Ich starrte Julien an, noch immer spürte ich seinen Atem und den leichten Druck seiner Lippen auf meiner Haut. Mein Herz raste, und meine Gedanken überschlugen sich. Es war unmöglich, mit ihm auf einen klaren Nenner zu kommen. 

„Du bist unmöglich,“ fauchte ich schließlich und rückte ein paar Schritte von ihm weg, um wieder Luft zu bekommen – und Abstand. 

„Ich weiß,“ grinste er selbstzufrieden und lehnte sich gegen den Schreibtisch, die Arme lässig verschränkt. „Aber gib’s zu, ich bin auch ziemlich überzeugend.“ 

„Überzeugend? Eher manipulativ,“ schnaubte ich und verschränkte die Arme vor der Brust. „Das hier ist Arbeit, Julien. Nicht irgendein Spiel.“ 

„Wer sagt, dass es ein Spiel ist?“ Sein Blick wurde ernst, aber das Grinsen verschwand nicht ganz aus seinem Gesicht. 

„Dein ganzes Verhalten!“ Ich machte eine ausladende Geste. „Du übergehst mich, triffst Entscheidungen über meinen Kopf hinweg und meinst dann, du könntest alles mit deinem Charme glattbügeln. Aber das funktioniert bei mir nicht, Julien.“ 

„Nicht?“ Er hob eine Augenbraue und musterte mich herausfordernd. „Bist du dir da sicher?“ 

Ich öffnete den Mund, aber ich hatte keine Antwort. Natürlich funktionierte es bei mir – zumindest manchmal. Und das hasste ich mehr als alles andere. 

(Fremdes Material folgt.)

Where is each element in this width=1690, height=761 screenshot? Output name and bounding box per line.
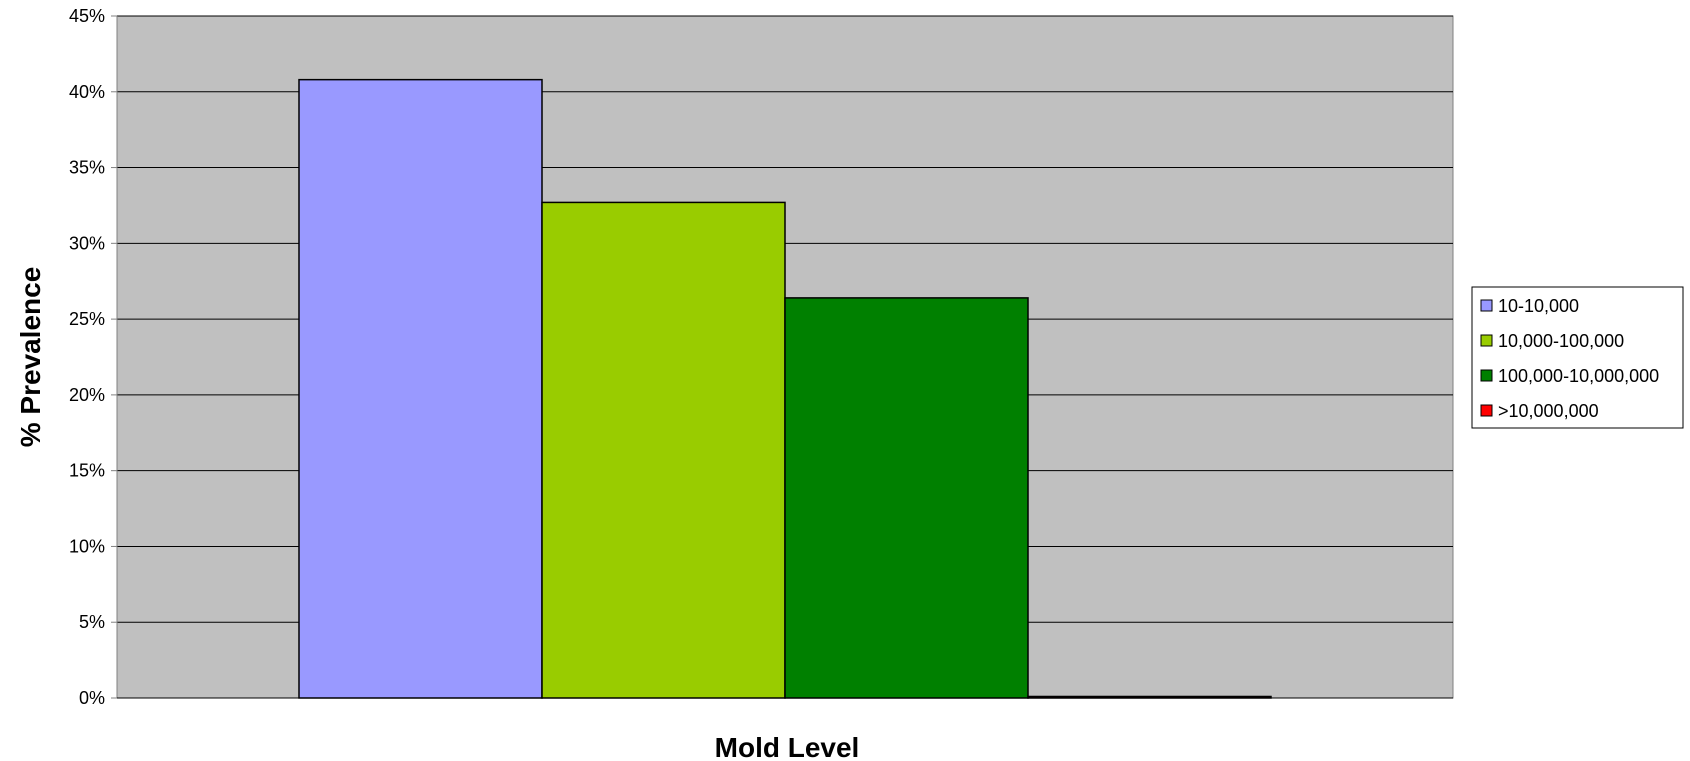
y-axis-title: % Prevalence [15,267,46,448]
y-tick-label: 0% [79,688,105,708]
legend-swatch [1480,334,1493,347]
y-tick-label: 40% [69,82,105,102]
legend-label: 10-10,000 [1498,296,1579,316]
legend-label: 100,000-10,000,000 [1498,366,1659,386]
legend-label: >10,000,000 [1498,401,1599,421]
y-tick-label: 10% [69,536,105,556]
bar [298,78,543,699]
y-tick-label: 45% [69,6,105,26]
bars [298,78,1272,699]
x-axis-title: Mold Level [715,732,860,761]
legend: 10-10,000 10,000-100,000 100,000-10,000,00… [1471,286,1684,429]
y-tick-label: 30% [69,233,105,253]
legend-items: 10-10,000 10,000-100,000 100,000-10,000,00… [1480,296,1659,421]
y-tick-label: 20% [69,385,105,405]
legend-label: 10,000-100,000 [1498,331,1624,351]
bar [541,201,786,699]
y-tick-label: 5% [79,612,105,632]
legend-swatch [1480,404,1493,417]
y-axis-ticks: 0% 5% 10% 15% 20% 25% 30% 35% 40% 45% [69,6,117,708]
y-tick-label: 15% [69,461,105,481]
legend-swatch [1480,299,1493,312]
y-tick-label: 35% [69,158,105,178]
legend-swatch [1480,369,1493,382]
legend-box [1471,286,1684,429]
y-tick-label: 25% [69,309,105,329]
bar [784,297,1029,699]
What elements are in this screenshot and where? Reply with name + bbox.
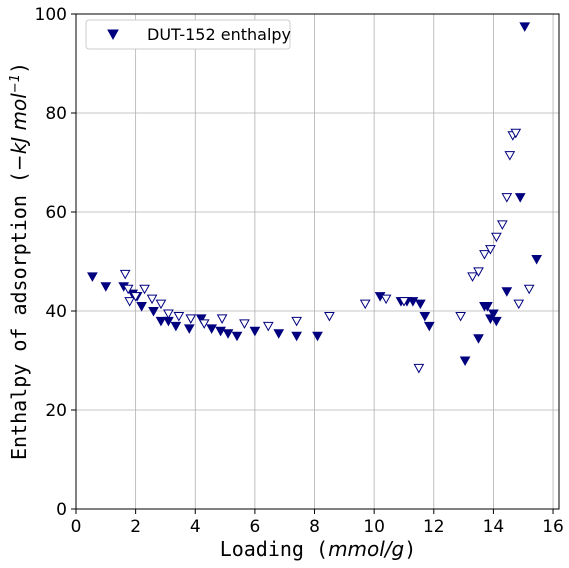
data-point-open [491,232,502,243]
data-point-filled [273,329,285,339]
y-tick-label: 100 [35,5,67,25]
data-point-open [413,363,425,374]
x-tick-label: 2 [130,517,141,537]
data-point-open [163,309,174,319]
x-axis-title-prefix: Loading ( [220,537,328,561]
data-point-open [485,245,496,255]
data-point-filled [195,314,207,324]
data-point-filled [312,331,323,342]
data-point-filled [501,287,513,297]
data-point-open [467,272,478,282]
data-point-open [398,297,410,307]
data-point-filled [206,324,218,334]
data-point-open [496,220,508,230]
data-point-filled [136,302,147,312]
x-tick-label: 14 [483,517,505,537]
data-point-filled [87,272,98,282]
data-point-open [359,299,371,310]
axis-ticks: 0 2 4 6 8 10 12 14 16 0 20 40 60 80 100 [35,5,564,537]
data-point-open [473,267,484,277]
data-point-open [124,297,136,307]
data-point-open [510,128,522,139]
data-point-filled [155,316,167,327]
data-point-open [146,294,158,305]
data-point-filled [170,321,182,332]
data-point-open [324,311,335,322]
y-tick-label: 0 [56,500,67,520]
y-axis-title-unit: −kJ mol [7,93,31,171]
data-point-open [455,311,466,322]
y-axis-title-exponent: −1 [8,74,23,93]
y-axis-title: Enthalpy of adsorption (−kJ mol−1) [7,62,31,460]
x-tick-label: 16 [542,517,564,537]
y-axis-title-prefix: Enthalpy of adsorption ( [7,171,31,460]
data-point-filled [419,311,431,322]
data-point-open [198,319,210,329]
data-point-open [130,292,141,302]
data-points [87,22,542,374]
data-point-filled [415,299,426,310]
data-point-filled [514,193,526,203]
data-point-open [501,193,513,203]
y-tick-label: 20 [45,401,67,421]
x-tick-label: 12 [423,517,445,537]
data-point-filled [291,331,302,342]
data-point-filled [423,321,435,332]
legend-label: DUT-152 enthalpy [147,25,291,44]
x-tick-label: 10 [363,517,385,537]
data-point-filled [491,316,502,327]
y-tick-label: 60 [45,203,67,223]
x-tick-label: 0 [71,517,82,537]
data-point-filled [531,255,542,265]
data-point-open [119,269,131,280]
x-axis-title-suffix: ) [404,537,416,561]
data-point-open [479,250,490,260]
data-point-open [122,284,134,295]
data-point-open [185,314,197,324]
x-axis-title: Loading (mmol/g) [220,537,417,561]
legend-box [85,19,291,50]
data-point-filled [482,302,493,312]
data-point-filled [473,334,484,344]
y-tick-label: 40 [45,302,67,322]
data-point-open [262,321,274,332]
legend: DUT-152 enthalpy [85,19,291,50]
data-point-filled [148,307,159,317]
data-point-filled [488,309,499,319]
legend-marker [107,29,119,41]
data-point-filled [222,329,234,339]
data-point-open [504,151,516,161]
y-tick-label: 80 [45,104,67,124]
x-tick-label: 4 [190,517,201,537]
data-point-open [523,284,535,295]
data-point-open [216,314,228,324]
data-point-filled [249,326,261,337]
data-point-open [239,319,250,329]
data-point-filled [100,282,112,292]
y-axis-title-suffix: ) [7,62,31,74]
data-point-filled [231,331,243,342]
x-tick-label: 8 [309,517,320,537]
data-point-open [380,294,392,305]
data-point-filled [459,356,471,367]
data-point-open [173,311,185,322]
x-axis-title-unit: mmol/g [328,537,404,561]
data-point-filled [183,324,195,334]
x-tick-label: 6 [249,517,260,537]
data-point-filled [519,22,531,32]
plot-frame [75,13,560,510]
data-point-open [139,284,150,295]
data-point-open [513,299,525,310]
data-point-open [291,316,302,327]
data-point-open [155,299,167,310]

„Hör zu,“ fuhr er fort, bevor ich etwas sagen konnte. „Ich habe Myna mit ins Projekt genommen, weil ich weiß, dass du es besser machen kannst als jeder andere. Nicht nur die Designs. Du bringst Leben in alles, was du anfasst. Und genau das braucht sie.“ 

Seine Worte ließen mich für einen Moment innehalten. Er hatte mich nie zuvor so direkt gelobt, und obwohl ich ihm immer noch nicht ganz traute, spürte ich, dass er es ernst meinte. 

„Und das soll ich dir jetzt einfach so glauben?“ fragte ich skeptisch. 

„Du kannst es ausprobieren,“ schlug er vor. „Wir machen ein Shooting mit dir. Wenn es nichts wird, lassen wir es sein. Aber ich wette, du wirst alle umhauen. Dafür würde ich sogar selber die Kamera in die Hand nehmen“ 

Ich zögerte. Es war, als hätte er alle meine Schwächen analysiert und genau den richtigen Knopf gefunden. „Und was ist mit Kitzbühel?“ fragte ich schließlich, um das Thema zu wechseln. 

„Ich bin dabei, wie gesagt“ sagte er prompt und grinste. „Sofia wird begeistert sein, Rezo sich freuen und wir zwei finden auch noch was positives für uns bei der Sache“ 

„Das hat sie sich ja auch redlich verdient, wenn sie das Ganze eingefädelt hat,“ murmelte ich und verdrehte die Augen. 

Julien lachte leise. „Du bist echt unberechenbar, Mina.“ 

„Und du bist nervtötend.“ 

„Perfekte Kombi.“ Er zwinkerte mir zu, und ich schüttelte den Kopf.